I can't really argue with that. It's probably worth having map≥ be an alias for ~> as well as copy-into> and print> just so explicit programming can be stylistically chosen when it helps:
socket
map> UTF8Decoder
map> CSVDecoder[Person]
select> [age ≥ 18]
reduce> [length]
print> stdout.
But of course we're not done exploring this yet. Extending types with new methods is core to STZ. Why not add a new kind of composable verb for each composition thing we have?
socket
decode-utf8
decode-csv
select> [age ≥ 18]
reduce> [length]
print> stdout.
The problem we have here is decode-csv - now we can't give it a type to do compile time type reflection for mapping CSV columns in to an object. That's a big loss. We don't want to lose that. We also lose the ability to see that we're "flowing" information from socket to a select filter. We're just sending messages to an object and they could be configuration or who knows what. In this case it's not clear we're wrapping the socket and then the utf8decoder.
In some ways having less API is beneficial sometimes. Let's rewind:
stream := {UTF8Decoder | source: socket}.
people := {CSVDecoder[Person] | source: stream}.
of-age := {Filter | source: people, op: [age ≥ 18]}.
of-age count print> stdout.
In many ways this is a much simpler program to reason about. You don't have to go hunting for explanations of APIs. You don't need to know what map> means. We should try and prefer a solution that has less boiler plate, always, but remains clear and produces an efficient result. This approach ticks those boxes.
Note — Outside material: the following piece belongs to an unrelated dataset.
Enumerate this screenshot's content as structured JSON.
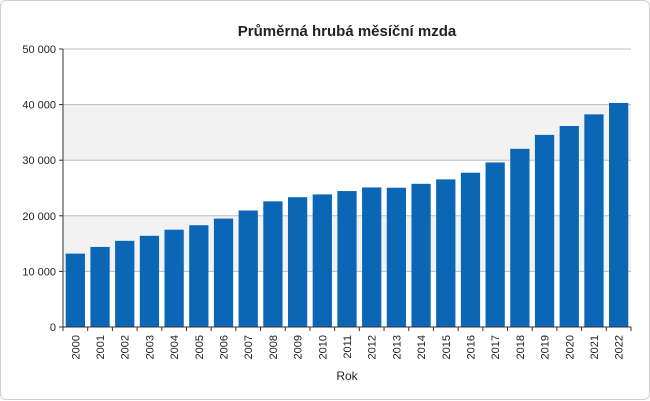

The {Filter|} seems a bit heavy weight. But it's also clear that it's the same as all the other steps. For now I will err on the side of caution and clarity and say that this approach is the superior approach.
May be not for brevity but definitely for clarity.
The question to ask then is "What do we do often?" - those need brevity; while the rest need clarity. Configuring a stack for the io is something you don't do often. But working with arrays of objects is something we do a lot.
people := {CSV[Person] | source: {UTF8 | source: socket}}.
people select> [age ≥ 18] print> stdout.
And that's where we end for now. A combination of clarify and brevity. Where we get people from can be anywhere. An array in memory, a database, a socket like in this example. It doesn't matter; which is where we draw that line between convience methods and infrastructure.